‘The Contrarian’ goes in search of Peter Thiel’s elusive core



[ad_1]

Thiel was part of President Trump’s executive transition team; Palantir, Thiel’s data analytics company, has secured a number of lucrative government contracts. Behind the scenes, Chafkin says, Thiel was pushing for a “Republican crackdown on tech companies,” and more specifically on Google, his nemesis. (The size and reach of Google presented, in Chafkin’s words, “a threat to almost every company in Thiel’s portfolio.”) You might think that this display of government power would go against everything in this way. believed the libertarian Thiel, but you begin to wonder, as you read “The Contrarian”, if the intimidation of the great government that the Conservatives warned against before Trump became president was in fact just one projection of the great importance that they would gladly do if given the chance – Trumpism as a wish-fulfilling form. In Chafkin’s summary: “Get on the Trump train or get a visit from the FTC”

Credit…Caroline Tompkins

As it turns out, Thiel was bullied as a child – a skinny, socially awkward boy who played chess, he protected himself by becoming decidedly “dismissive.” He was born in Germany and moved to the United States as a baby, in 1968. His father’s work in an engineering company also meant a stay in apartheid South Africa, where the young Thiel attended an elite all-white prep school. He went to Stanford and started the Stanford Review, a conservative journal, staying put to go to law school. An unsatisfactory stint as a corporate lawyer ended when he failed to secure the Supreme Court internship he so desperately wanted. “I was devastated,” Thiel later recalled, saying it precipitated a “quarter-life crisis”.

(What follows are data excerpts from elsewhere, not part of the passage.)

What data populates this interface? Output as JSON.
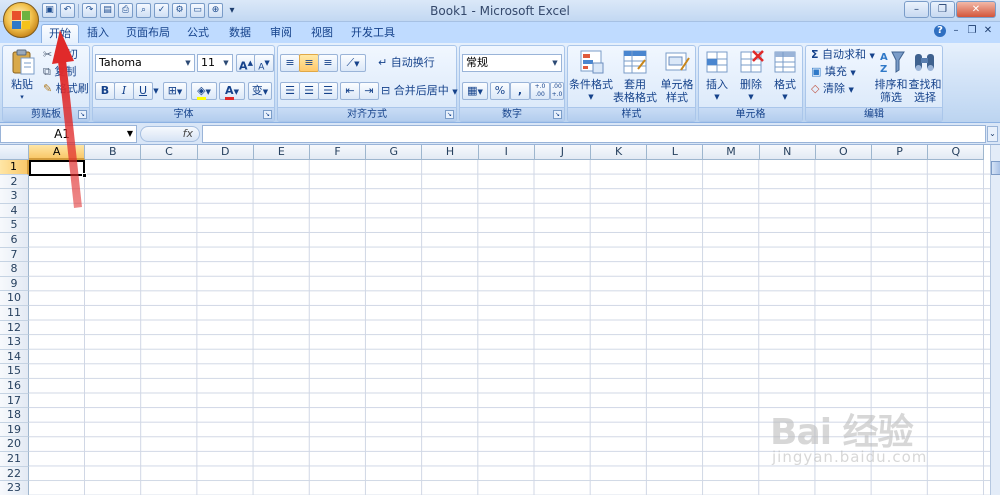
{
  "window": {
    "title": "Book1 - Microsoft Excel",
    "buttons": [
      "–",
      "❐",
      "✕"
    ]
  },
  "quick_access": {
    "save_icon": "save-icon",
    "undo_icon": "undo-icon",
    "redo_icon": "redo-icon",
    "more_icons": [
      "print-preview-icon",
      "print-icon",
      "find-icon",
      "spelling-icon",
      "format-icon",
      "screenshot-icon",
      "link-icon"
    ]
  },
  "tabs": [
    {
      "label": "开始",
      "active": true
    },
    {
      "label": "插入"
    },
    {
      "label": "页面布局"
    },
    {
      "label": "公式"
    },
    {
      "label": "数据"
    },
    {
      "label": "审阅"
    },
    {
      "label": "视图"
    },
    {
      "label": "开发工具"
    }
  ],
  "ribbon": {
    "clipboard": {
      "paste": "粘贴",
      "cut": "剪切",
      "copy": "复制",
      "format_painter": "格式刷",
      "group_label": "剪贴板"
    },
    "font": {
      "font_name": "Tahoma",
      "font_size": "11",
      "bold": "B",
      "italic": "I",
      "underline": "U",
      "phonetic": "变",
      "group_label": "字体"
    },
    "alignment": {
      "wrap_text": "自动换行",
      "merge_center": "合并后居中",
      "group_label": "对齐方式"
    },
    "number": {
      "format": "常规",
      "percent": "%",
      "comma": ",",
      "inc_decimal": "+.0 .00",
      "dec_decimal": ".00 +.0",
      "group_label": "数字"
    },
    "styles": {
      "conditional": "条件格式",
      "table_1": "套用",
      "table_2": "表格格式",
      "cell_1": "单元格",
      "cell_2": "样式",
      "group_label": "样式"
    },
    "cells": {
      "insert": "插入",
      "delete": "删除",
      "format": "格式",
      "group_label": "单元格"
    },
    "editing": {
      "autosum": "自动求和",
      "fill": "填充",
      "clear": "清除",
      "sort_1": "排序和",
      "sort_2": "筛选",
      "find_1": "查找和",
      "find_2": "选择",
      "group_label": "编辑"
    }
  },
  "formula_bar": {
    "name_box": "A1",
    "fx": "fx",
    "formula": ""
  },
  "sheet": {
    "columns": [
      "A",
      "B",
      "C",
      "D",
      "E",
      "F",
      "G",
      "H",
      "I",
      "J",
      "K",
      "L",
      "M",
      "N",
      "O",
      "P",
      "Q"
    ],
    "rows": [
      "1",
      "2",
      "3",
      "4",
      "5",
      "6",
      "7",
      "8",
      "9",
      "10",
      "11",
      "12",
      "13",
      "14",
      "15",
      "16",
      "17",
      "18",
      "19",
      "20",
      "21",
      "22",
      "23"
    ],
    "active_cell": "A1"
  },
  "watermark": {
    "brand": "Bai 经验",
    "url": "jingyan.baidu.com"
  },
  "colors": {
    "ribbon_bg": "#c9ddf5",
    "annotation_arrow": "#e02a2a",
    "active_header": "#f9c86a"
  }
}
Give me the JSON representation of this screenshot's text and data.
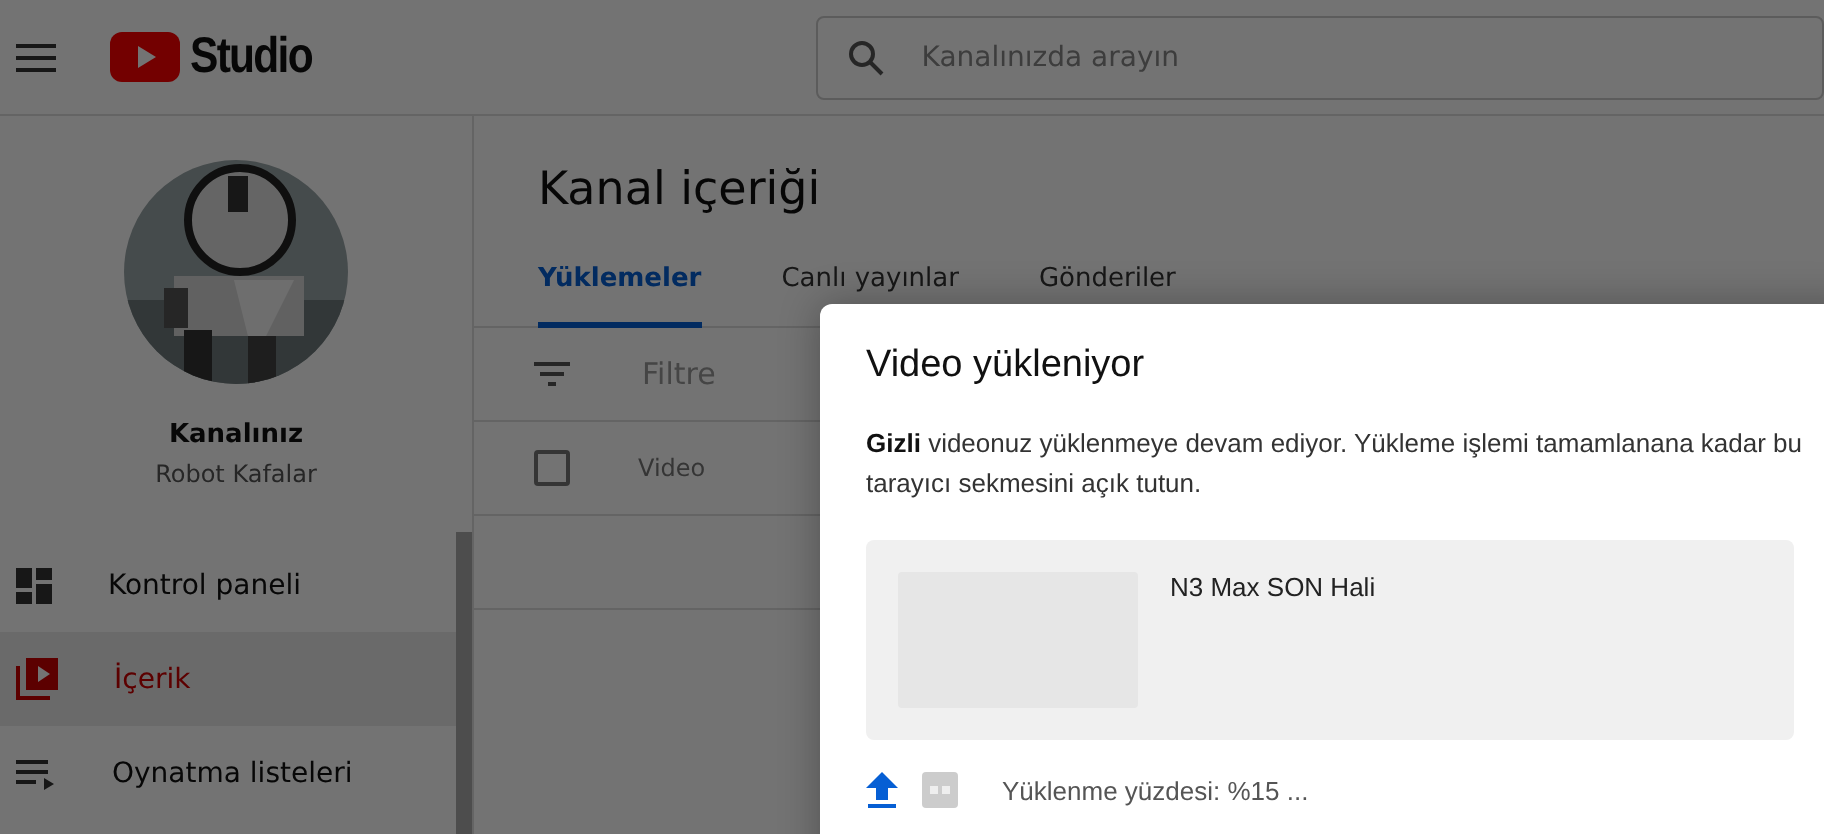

“The Contrarian” chronicles Thiel’s professional career in its entirety, depicting him stumbling into the tech industry not out of any particular passion, but because it offered an opportunity to get rich. Thiel, contrary to the fantasy of the American entrepreneur risking everything for his dream, always hedged his bets – even, at one point, proposing that PayPal pour his limited cash reserves back to his own hedge fund so he could speculate with it. the money.

Chafkin describes Thiel’s support for Trump during the 2016 election campaign in similar terms. Chances are any Republican establishment would have been good for Thiel’s business interests, and Thiel had already outraged Silicon Valley with his criticisms of women’s suffrage and immigration. But if Trump wins, Thiel was to be rewarded with a president who clearly valued displays of loyalty above all else. Not to mention that Thiel – by all accounts a master of the universe – relished the idea of ​​Trump sticking him to that part of the elite club that wouldn’t have him as a member. As one of Thiel’s investors put it, “He wanted to watch Rome burn.”